In 1953, Haelan v. Topps -- a fed. case that was decided under NY law-- the court was the first to recognize a "right of publicity" seperate from the right of privacy. So for a while NY did enjoy a common law right of publicity. But bizzarly enough, in 1984, in Stephano v. News Group Publications, the court reasoned that since the right of publicity is an offshoot of the right of privacy, which, was exclusively statutory under NY civil rights laws, there was no common law right of publicity. Thus started the convolution...
As for the claim against the photog, that's a good question. I guess we'd have to look at NY Civil Rights Law sec. 51.
/*I actually had the impression that New York had a very convoluted right of privacy/publicity.*/
You are correct. New York does have a convluted right of privacy/publicity -- namely becuase it now views the right of publicty as an aspect of its codified right of privacy statute.
This igonres over three decades of Federal cases that have recognized an NY common law right of publicity. In fact, the common law right of publicity initiated in New York.

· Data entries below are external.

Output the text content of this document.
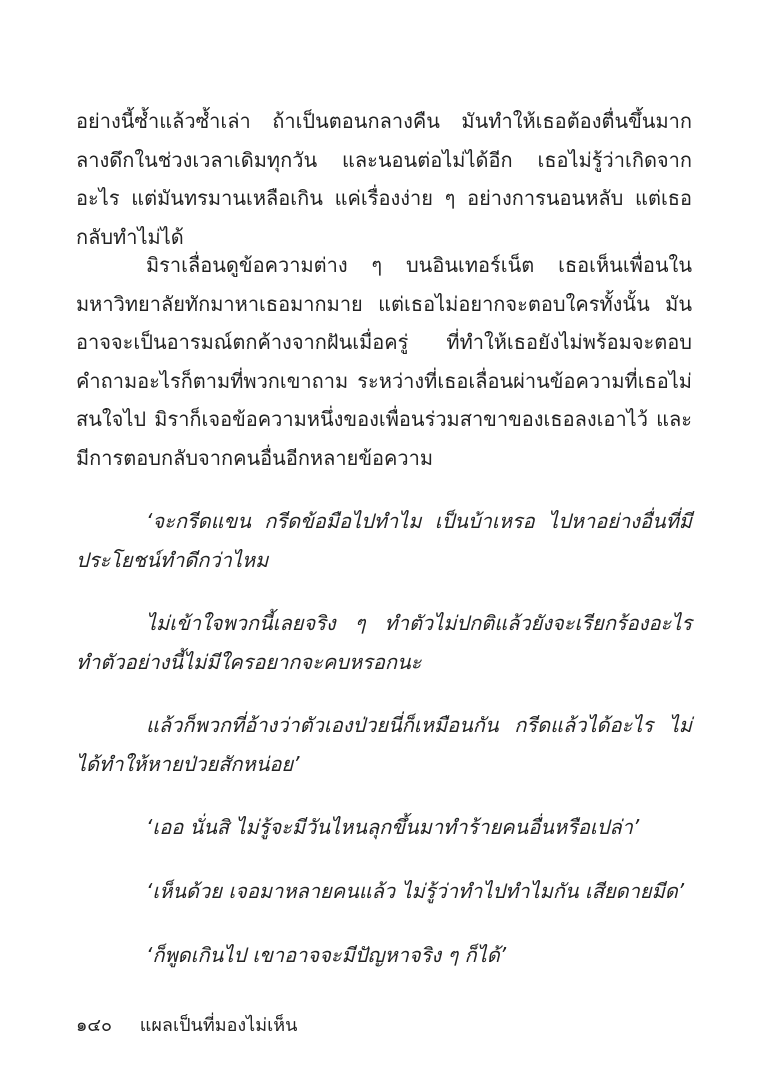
อย่างนี้ซ้ำแล้วซ้ำเล่า ถ้าเป็นตอนกลางคืน มันทำให้เธอต้องตื่นขึ้นมากลางดึกในช่วงเวลาเดิมทุกวัน และนอนต่อไม่ได้อีก เธอไม่รู้ว่าเกิดจากอะไร แต่มันทรมานเหลือเกิน แค่เรื่องง่าย ๆ อย่างการนอนหลับ แต่เธอกลับทำไม่ได้

มิราเลื่อนดูข้อความต่าง ๆ บนอินเทอร์เน็ต เธอเห็นเพื่อนในมหาวิทยาลัยทักมาหาเธอมากมาย แต่เธอไม่อยากจะตอบใครทั้งนั้น มันอาจจะเป็นอารมณ์ตกค้างจากฝันเมื่อครู่ ที่ทำให้เธอยังไม่พร้อมจะตอบคำถามอะไรก็ตามที่พวกเขาถาม ระหว่างที่เธอเลื่อนผ่านข้อความที่เธอไม่สนใจไป มิราก็เจอข้อความหนึ่งของเพื่อนร่วมสาขาของเธอลงเอาไว้ และมีการตอบกลับจากคนอื่นอีกหลายข้อความ

‘จะกรีดแขน กรีดข้อมือไปทำไม เป็นบ้าเหรอ ไปหาอย่างอื่นที่มีประโยชน์ทำดีกว่าไหม

ไม่เข้าใจพวกนี้เลยจริง ๆ ทำตัวไม่ปกติแล้วยังจะเรียกร้องอะไร ทำตัวอย่างนี้ไม่มีใครอยากจะคบหรอกนะ

แล้วก็พวกที่อ้างว่าตัวเองป่วยนี่ก็เหมือนกัน กรีดแล้วได้อะไร ไม่ได้ทำให้หายป่วยสักหน่อย’

‘เออ นั่นสิ ไม่รู้จะมีวันไหนลุกขึ้นมาทำร้ายคนอื่นหรือเปล่า’

‘เห็นด้วย เจอมาหลายคนแล้ว ไม่รู้ว่าทำไปทำไมกัน เสียดายมีด’

‘ก็พูดเกินไป เขาอาจจะมีปัญหาจริง ๆ ก็ได้’

๑๔๐ แผลเป็นที่มองไม่เห็น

In 1953, Haelan v. Topps -- a fed. case that was decided under NY law-- the court was the first to recognize a "right of publicity" seperate from the right of privacy. So for a while NY did enjoy a common law right of publicity. But bizzarly enough, in 1984, in Stephano v. News Group Publications, the court reasoned that since the right of publicity is an offshoot of the right of privacy, which, was exclusively statutory under NY civil rights laws, there was no common law right of publicity. Thus started the convolution...
As for the claim against the photog, that's a good question. I guess we'd have to look at NY Civil Rights Law sec. 51.
So, I'm a bit confused by the matter-of-fact pronouncement that "unless "Kristen" [took the photographs] or unless she got an assignment of rights from the photographer, she doesn't own the copyright."
Could she not be a joint author if she contributed original authorship in the form of posing or setting up the composition of the photos (I haven't looked at them)?
Hi Anon, yes it is theoretically possible, but factually not possible in this case. I know of only one or two cases where the claim has succeeded, and this isn't one for those of us who read the NY Post and saw the photos. BTW, I did a post today, 3/20 on a new case that rejected the defense.